Dwight Fletcher | Stand firm in what you believe
TODAY WE celebrate the fact that Jesus died and rose and because of that, death isn’t the final word when we come to faith in Him. The final word is life and the resurrection of our bodies. This is a message of hope, not wishful thinking. As believers, when we believe this truth it generates a different approach to life, and to our faith.
Many persons in the past, and even now, undergo all manner of persecution and torture for Jesus. People faced death for Jesus’ Name and this is the truth that kept them. The final word is eternal life. The persecuted have refused to deny Him because of the hope they had, and persecution revealed what they truly believed. They preferred to die. “By faith the walls of Jericho fell down … 31 By faith … 35 Women received their dead raised to life again. Others were tortured, not accepting deliverance, that they might obtain a better resurrection.” Hebrews 11: 30-35 NIV.
Sometimes, we measure faith by what we have triumphed over, but sometimes faith is demonstrated by what we journey through and don’t give up on.

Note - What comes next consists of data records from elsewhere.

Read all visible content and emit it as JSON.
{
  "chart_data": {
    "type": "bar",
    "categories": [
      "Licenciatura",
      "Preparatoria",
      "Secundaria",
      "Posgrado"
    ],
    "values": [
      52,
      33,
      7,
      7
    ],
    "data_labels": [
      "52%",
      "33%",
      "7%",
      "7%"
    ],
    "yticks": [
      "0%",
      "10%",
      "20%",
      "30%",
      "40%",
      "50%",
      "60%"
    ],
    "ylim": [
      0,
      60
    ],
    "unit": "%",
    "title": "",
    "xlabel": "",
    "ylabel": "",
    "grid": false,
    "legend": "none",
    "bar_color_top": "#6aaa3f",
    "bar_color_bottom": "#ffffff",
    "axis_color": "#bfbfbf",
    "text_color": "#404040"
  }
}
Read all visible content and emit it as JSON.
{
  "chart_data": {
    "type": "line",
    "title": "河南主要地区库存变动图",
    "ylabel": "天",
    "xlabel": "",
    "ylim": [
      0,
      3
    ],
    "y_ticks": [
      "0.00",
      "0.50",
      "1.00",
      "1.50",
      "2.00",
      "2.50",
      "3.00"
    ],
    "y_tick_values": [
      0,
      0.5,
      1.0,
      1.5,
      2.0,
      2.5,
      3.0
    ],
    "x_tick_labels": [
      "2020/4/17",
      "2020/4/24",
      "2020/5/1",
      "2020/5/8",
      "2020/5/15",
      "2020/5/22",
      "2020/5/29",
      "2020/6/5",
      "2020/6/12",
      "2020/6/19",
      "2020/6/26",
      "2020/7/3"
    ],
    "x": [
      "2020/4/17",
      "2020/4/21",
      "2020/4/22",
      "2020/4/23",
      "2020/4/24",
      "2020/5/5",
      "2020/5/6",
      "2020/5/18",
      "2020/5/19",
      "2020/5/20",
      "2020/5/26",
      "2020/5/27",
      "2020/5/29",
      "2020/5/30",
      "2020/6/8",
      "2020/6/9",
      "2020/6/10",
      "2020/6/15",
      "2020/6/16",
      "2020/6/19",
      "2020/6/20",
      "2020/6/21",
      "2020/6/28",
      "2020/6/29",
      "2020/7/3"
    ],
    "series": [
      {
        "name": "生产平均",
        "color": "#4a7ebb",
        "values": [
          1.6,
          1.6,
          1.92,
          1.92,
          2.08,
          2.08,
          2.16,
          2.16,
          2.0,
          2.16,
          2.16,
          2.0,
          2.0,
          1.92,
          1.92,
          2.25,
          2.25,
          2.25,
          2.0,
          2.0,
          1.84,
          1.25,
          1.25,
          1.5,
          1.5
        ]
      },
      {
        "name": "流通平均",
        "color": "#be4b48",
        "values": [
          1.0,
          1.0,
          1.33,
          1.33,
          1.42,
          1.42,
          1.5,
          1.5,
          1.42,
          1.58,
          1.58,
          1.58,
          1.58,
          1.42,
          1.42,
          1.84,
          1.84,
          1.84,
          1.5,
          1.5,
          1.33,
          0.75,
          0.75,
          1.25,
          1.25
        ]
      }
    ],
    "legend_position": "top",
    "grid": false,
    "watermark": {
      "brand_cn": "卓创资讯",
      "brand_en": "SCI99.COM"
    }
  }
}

It’s important for us in these days to live faithfully, because we’re in a time when the forces of darkness are gaining momentum and are advancing against anyone who names Jesus as Lord and Saviour. The great plan is to silence the church. There’s a day of persecution coming, and we might be seeing the beginning of it. If this is it, we each will be asked on whose side we stand, so we need to start standing firm in what we believe now.
Our thoughts become our words, which become our actions. Our actions become our habits,s which become our values; and our values become our destinies. Adam Hamilton’s said, “What you believe about death changes how you face life.” Creed (Abingdon: Nashville, 2016).
When we die now, Philippians 1: 21-24 (NIV) tells us, “For to me, to live is Christ and to die is gain. 22 If I am to go on living in the body, this will mean fruitful labour for me. Yet what shall I choose? I do not know! 23 I am torn between the two: I desire to depart and be with Christ, which is better by far; 24 but it is more necessary for you that I remain in the body.” It teaches us that if, as Christians, we die before Christ’s return, we go to heaven and exist without our resurrected bodies until the day of the resurrection. In 2 Corinthians 5:8 Paul wrote, “We are confident, yes, well pleased rather to be absent from the body and to be present with the Lord.”
There seems to be an intermediate stage where we live in heaven until the shout of resurrection is delivered by the Lord. “For the Lord himself will come down from heaven, with a loud command, with the voice of the archangel and with the trumpet call of God, and the dead in Christ will rise first. 17 After that, we who are still alive and are left will be caught up together with them in the clouds to meet the Lord in the air. And so we will be with the Lord forever. 18 Therefore encourage one another with these words.” 1 Thessalonians 4:16-17 (NIV).
Jesus will return. He will come down from heaven, raise the dead in Christ first, then He will gather up His followers who are still living and we will be with God forever. The resurrection we celebrate today is about everlasting HOPE.